The usual way you'd show that the electric field outside an infinite parallel-plate capacitor is zero, is by using the fact (derived using Gauss's law) that the electric field above an infinite plate, lying in the $xy$-plane for example, is given by $$ \vec{E}_1=\frac{\sigma}{2\epsilon_0}\hat{k} $$ where $\sigma$ is the surface charge density of the plate. If you now put another plate with opposite charge, i.e. opposite $\sigma$, some distance below or above the first one, then that contributes its own electric field, $$ \vec{E}_2=-\frac{\sigma}{2\epsilon_0}\hat{k} $$ in the region above it. Since the electric field obeys the principle of superposition, the net electric field above both plates is zero. The same happens below both plates, while between the plates the electric field is constant and nonzero.
Your way of doing it is a little more tricky, but again gives the same answer. For example, if you choose the Gaussian surface to have an hourglass shape with different radii for the two sides, then indeed the net charge enclosed is not zero. However, when you calculate the total electric flux through that surface, you have to be careful to realize that there is nonzero electric field between the two plates, and therefore there is a nonzero flux through the part of the Gaussian surface that lies between the plates. That flux, of course, has to be accounted for.

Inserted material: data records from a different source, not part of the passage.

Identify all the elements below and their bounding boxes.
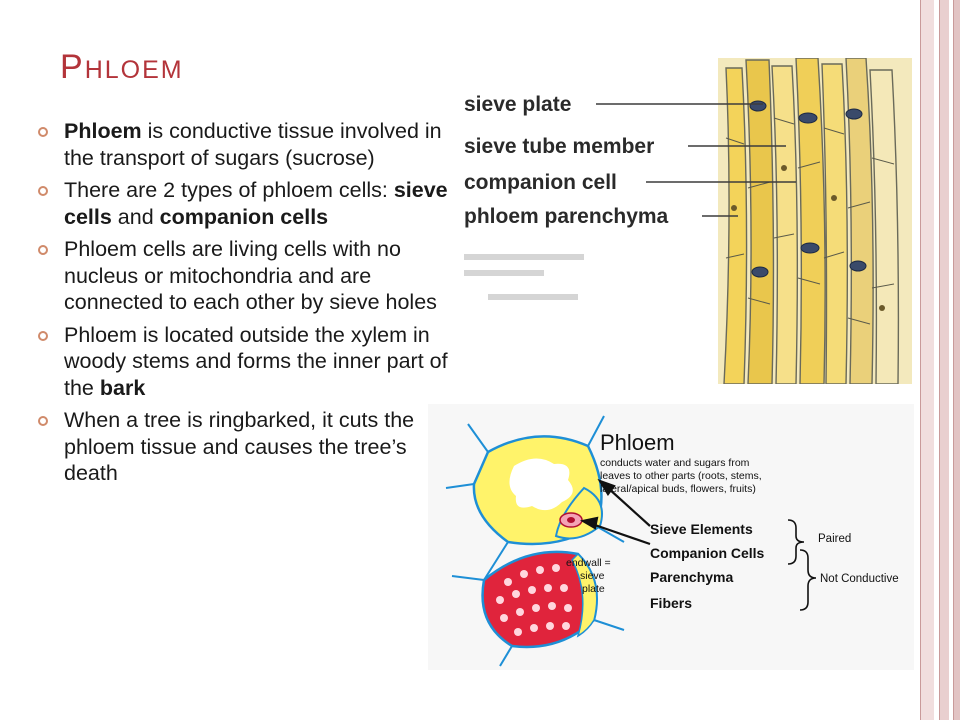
bullet-text: There are 2 types of phloem cells:: [64, 178, 394, 202]
description-line: lateral/apical buds, flowers, fruits): [600, 483, 756, 495]
bullet-marker-icon: [38, 245, 48, 255]
label-sieve-elements: Sieve Elements: [650, 521, 753, 537]
diagram-heading: Phloem: [600, 430, 675, 455]
svg-text:sieve: sieve: [580, 570, 605, 582]
brace-labels: [818, 533, 899, 585]
bullet-item: [34, 407, 464, 487]
label-not-conductive: Not Conductive: [820, 573, 899, 585]
label-paired: Paired: [818, 533, 852, 545]
label-sieve-plate: sieve plate: [464, 93, 572, 116]
sieve-plate-mark: [850, 261, 866, 271]
diagram-description: [600, 457, 762, 495]
bullet-bold-text: sieve cells: [64, 178, 448, 229]
brace-paired: [788, 520, 804, 564]
faded-background-text: [464, 254, 584, 300]
nucleus-dot: [781, 165, 787, 171]
label-phloem-parenchyma: phloem parenchyma: [464, 205, 669, 228]
frame-band: [939, 0, 949, 720]
cell-type-labels: [650, 521, 765, 611]
sieve-tube-cell: [822, 64, 847, 384]
svg-text:plate: plate: [582, 583, 605, 595]
nucleus-dot: [879, 305, 885, 311]
nucleus-dot: [731, 205, 737, 211]
bullet-marker-icon: [38, 127, 48, 137]
bullet-bold-text: bark: [99, 375, 146, 400]
bullet-text: Phloem is located outside the xylem in woody stems and forms the inner part of the: [64, 322, 448, 400]
brace-not-conductive: [800, 550, 816, 610]
slide-title-rest: HLOEM: [84, 56, 184, 84]
phloem-micrograph: [458, 58, 912, 384]
bullet-item: [34, 236, 464, 316]
bullet-marker-icon: [38, 416, 48, 426]
sieve-plate-mark: [799, 113, 817, 123]
nucleus-dot: [831, 195, 837, 201]
sieve-element-cell: [474, 436, 602, 544]
bullet-bold-text: Phloem: [64, 119, 142, 143]
bullet-item: [34, 118, 464, 171]
description-line: conducts water and sugars from: [600, 457, 750, 469]
description-line: leaves to other parts (roots, stems,: [600, 470, 762, 482]
sieve-plate-mark: [752, 267, 768, 277]
sieve-plate-mark: [801, 243, 819, 253]
bullet-text: Phloem cells are living cells with no nucleus or mitochondria and are connected to each other by sieve holes: [64, 237, 437, 314]
sieve-plate-mark: [750, 101, 766, 111]
frame-band: [953, 0, 960, 720]
phloem-cross-section: [428, 404, 914, 670]
slide-title: [60, 50, 184, 84]
label-parenchyma: Parenchyma: [650, 569, 734, 585]
slide-title-initial: P: [60, 48, 85, 86]
grouping-braces: [788, 520, 816, 610]
bullet-text: and: [111, 204, 160, 229]
label-sieve-tube-member: sieve tube member: [464, 135, 655, 158]
bullet-text: is conductive tissue involved in the transport of sugars (sucrose): [64, 119, 442, 170]
label-companion-cells: Companion Cells: [650, 545, 765, 561]
frame-line: [939, 0, 940, 720]
bullet-list: [34, 118, 464, 493]
bullet-bold-text: companion cells: [159, 204, 329, 229]
frame-line: [920, 0, 921, 720]
svg-text:endwall =: endwall =: [566, 557, 611, 569]
frame-band: [920, 0, 934, 720]
bullet-marker-icon: [38, 331, 48, 341]
micrograph-labels: [464, 93, 669, 228]
bullet-text: When a tree is ringbarked, it cuts the phloem tissue and causes the tree’s death: [64, 408, 415, 485]
frame-line: [953, 0, 954, 720]
label-fibers: Fibers: [650, 595, 693, 611]
bullet-item: [34, 322, 464, 402]
sieve-tube-cell: [796, 58, 825, 384]
sieve-plate-mark: [846, 109, 862, 119]
bullet-marker-icon: [38, 186, 48, 196]
bullet-item: [34, 177, 464, 230]
label-companion-cell: companion cell: [464, 171, 617, 194]
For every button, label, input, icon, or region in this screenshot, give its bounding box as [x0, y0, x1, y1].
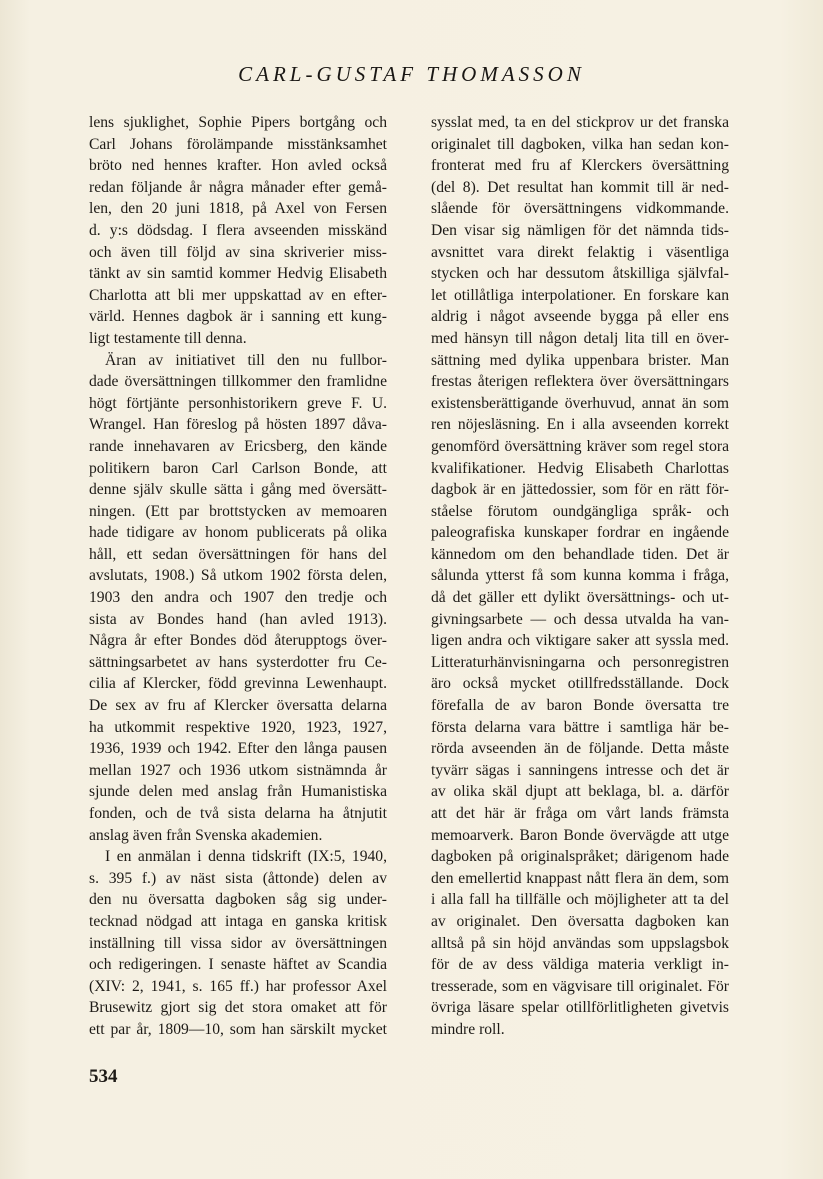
left-column-line: Charlotta att bli mer uppskattad av en efter-	[89, 286, 387, 304]
left-column-line: tänkt av sin samtid kommer Hedvig Elisabeth	[89, 265, 387, 283]
right-column-line: av olika skäl djupt att beklaga, bl. a. därför	[431, 783, 729, 801]
right-column-line: existensberättigande överhuvud, annat än som	[431, 394, 729, 412]
right-column-line: originalet till dagboken, vilka han sedan kon-	[431, 135, 729, 153]
right-column-line: övriga läsare spelar otillförlitligheten givetvis	[431, 999, 729, 1017]
left-column-line: anslag även från Svenska akademien.	[89, 826, 323, 844]
left-column-line: len, den 20 juni 1818, på Axel von Fersen	[89, 200, 387, 218]
left-column-line: s. 395 f.) av näst sista (åttonde) delen av	[89, 869, 387, 887]
left-column-line: avslutats, 1908.) Så utkom 1902 första delen,	[89, 567, 387, 585]
right-column-line: mindre roll.	[431, 1020, 505, 1038]
left-column-line: högt förtjänte personhistorikern greve F. U.	[89, 394, 387, 412]
left-column-line: sättningsarbetet av hans systerdotter fru Ce-	[89, 653, 387, 671]
left-column-line: lens sjuklighet, Sophie Pipers bortgång och	[89, 114, 387, 131]
right-column-line: let otillåtliga interpolationer. En forskare kan	[431, 286, 729, 304]
right-column-line: stycken och har dessutom åtskilliga självfal-	[431, 265, 729, 283]
running-head: CARL-GUSTAF THOMASSON	[238, 62, 585, 86]
right-column-line: då det gäller ett dylikt översättnings- och ut-	[431, 589, 729, 607]
left-column-line: sjunde delen med anslag från Humanistiska	[89, 783, 387, 801]
right-column-line: kännedom om den behandlade tiden. Det är	[431, 545, 729, 563]
left-column-line: dade översättningen tillkommer den framlidne	[89, 373, 387, 391]
left-column-line: sista av Bondes hand (han avled 1913).	[89, 610, 387, 628]
right-column-line: (del 8). Det resultat han kommit till är ned-	[431, 178, 729, 196]
left-column-line: I en anmälan i denna tidskrift (IX:5, 1940,	[105, 848, 387, 866]
right-column-line: första delarna vara bättre i samtliga här be-	[431, 718, 729, 736]
right-column-line: förefalla de av baron Bonde översatta tre	[431, 697, 729, 715]
left-column-line: rande innehavaren av Ericsberg, den kände	[89, 437, 387, 455]
left-column-line: inställning till vissa sidor av översättningen	[89, 934, 387, 952]
left-column-line: Några år efter Bondes död återupptogs över-	[89, 632, 387, 650]
left-column-line: håll, ett sedan översättningen för hans del	[89, 545, 387, 563]
right-column-line: med hänsyn till någon detalj lita till en över-	[431, 329, 729, 347]
left-column-line: den nu översatta dagboken såg sig under-	[89, 891, 387, 909]
right-column-line: att det här är fråga om vårt lands främsta	[431, 805, 729, 822]
right-column-line: frestas återigen reflektera över översättningars	[431, 373, 729, 391]
right-column-line: i alla fall ha tillfälle och möjligheter att ta del	[431, 891, 729, 909]
left-column-line: Äran av initiativet till den nu fullbor-	[105, 351, 387, 369]
right-column-line: paleografiska kunskaper fordrar en ingående	[431, 524, 729, 542]
right-column-line: ståelse förutom oundgängliga språk- och	[431, 502, 729, 520]
right-column-line: kvalifikationer. Hedvig Elisabeth Charlottas	[431, 459, 729, 477]
left-column-line: och redigeringen. I senaste häftet av Scandia	[89, 956, 387, 974]
left-column-line: ett par år, 1809—10, som han särskilt mycket	[89, 1020, 387, 1038]
left-column	[89, 112, 387, 1041]
right-column-line: ren nöjesläsning. En i alla avseenden korrekt	[431, 416, 729, 434]
left-column-line: 1936, 1939 och 1942. Efter den långa pausen	[89, 740, 387, 758]
right-column-line: tresserade, som en vägvisare till originalet. För	[431, 977, 729, 995]
left-column-line: tecknad nödgad att intaga en ganska kritisk	[89, 912, 387, 930]
left-column-line: Wrangel. Han föreslog på hösten 1897 dåva-	[89, 416, 387, 434]
right-column-line: av originalet. Den översatta dagboken kan	[431, 912, 729, 930]
left-column-line: ligt testamente till denna.	[89, 329, 247, 347]
right-column-line: rörda avseenden än de följande. Detta måste	[431, 740, 729, 758]
left-column-line: mellan 1927 och 1936 utkom sistnämnda år	[89, 761, 387, 779]
left-column-line: politikern baron Carl Carlson Bonde, att	[89, 459, 387, 477]
right-column-line: Den visar sig nämligen för det nämnda tids-	[431, 221, 729, 239]
right-column-line: memoarverk. Baron Bonde övervägde att utge	[431, 826, 729, 844]
right-column-line: sysslat med, ta en del stickprov ur det franska	[431, 114, 729, 131]
right-column-line: dagboken på originalspråket; därigenom hade	[431, 848, 729, 866]
right-column	[431, 112, 729, 1041]
left-column-line: ha utkommit respektive 1920, 1923, 1927,	[89, 718, 387, 736]
right-column-line: Litteraturhänvisningarna och personregistren	[431, 653, 729, 671]
right-column-line: alltså på sin höjd användas som uppslagsbok	[431, 934, 729, 952]
page-number: 534	[89, 1066, 118, 1087]
right-column-line: genomförd översättning kräver som regel stora	[431, 437, 729, 455]
right-column-line: fronterat med fru af Klerckers översättning	[431, 157, 729, 175]
right-column-line: den emellertid knappast nått flera än dem, som	[431, 869, 729, 887]
left-column-line: redan följande år några månader efter gemå-	[89, 178, 387, 196]
left-column-line: denne själv skulle sätta i gång med översätt-	[89, 481, 387, 499]
right-column-line: givningsarbete — och dessa utvalda ha van-	[431, 610, 729, 628]
left-column-line: bröto ned hennes krafter. Hon avled också	[89, 157, 387, 175]
right-column-line: sålunda ytterst få som kunna komma i fråga,	[431, 567, 729, 585]
left-column-line: (XIV: 2, 1941, s. 165 ff.) har professor Axel	[89, 977, 387, 995]
right-column-line: aldrig i något avseende bygga på eller ens	[431, 308, 729, 326]
left-column-line: ningen. (Ett par brottstycken av memoaren	[89, 502, 387, 520]
left-column-line: värld. Hennes dagbok är i sanning ett kung-	[89, 308, 387, 326]
left-column-line: De sex av fru af Klercker översatta delarna	[89, 697, 387, 715]
right-column-line: tyvärr sägas i sanningens intresse och det är	[431, 761, 729, 779]
right-column-line: avsnittet vara direkt felaktig i väsentliga	[431, 243, 729, 261]
right-column-line: slående för översättningens vidkommande.	[431, 200, 729, 218]
left-column-line: 1903 den andra och 1907 den tredje och	[89, 589, 387, 607]
left-column-line: Brusewitz gjort sig det stora omaket att för	[89, 999, 387, 1017]
right-column-line: för de av dess väldiga materia verkligt in-	[431, 956, 729, 974]
right-column-line: äro också mycket otillfredsställande. Dock	[431, 675, 729, 693]
left-column-line: och även till följd av sina skriverier miss-	[89, 243, 387, 261]
right-column-line: sättning med dylika uppenbara brister. Man	[431, 351, 729, 369]
left-column-line: cilia af Klercker, född grevinna Lewenhaupt.	[89, 675, 387, 693]
left-column-line: d. y:s dödsdag. I flera avseenden misskänd	[89, 221, 387, 239]
left-column-line: fonden, och de två sista delarna ha åtnjutit	[89, 805, 387, 822]
right-column-line: ligen andra och viktigare saker att syssla med.	[431, 632, 729, 650]
right-column-line: dagbok är en jättedossier, som för en rätt för-	[431, 481, 729, 499]
left-column-line: hade tidigare av honom publicerats på olika	[89, 524, 387, 542]
left-column-line: Carl Johans förolämpande misstänksamhet	[89, 135, 387, 153]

Assuming that you know the electric field inside the capacitor, $\vec{E}_\text{inside}$, you can do the integral $\oint\vec{E}_\text{inside}\cdot d\vec{A}$ for such a Gaussian surface (it's not that hard actually), and you find that the flux through the part of the surface that lies between the plates is exactly equal to $q_{\text{enclosed}}/\epsilon_0$. Thus, the net flux through the part of the Gaussian surface that lies outside the plates has to be zero, proving, after a little thought, that the electric field outside the capacitor is zero.
The final answer for $\vec{E}$ never depends on the Gaussian surface used, but the way to get to it always does. That's why the Gaussian surface has to be chosen in a smart way, i.e. in a way that makes the calculation of $\oint\vec{E}\cdot d\vec{A}$ easy.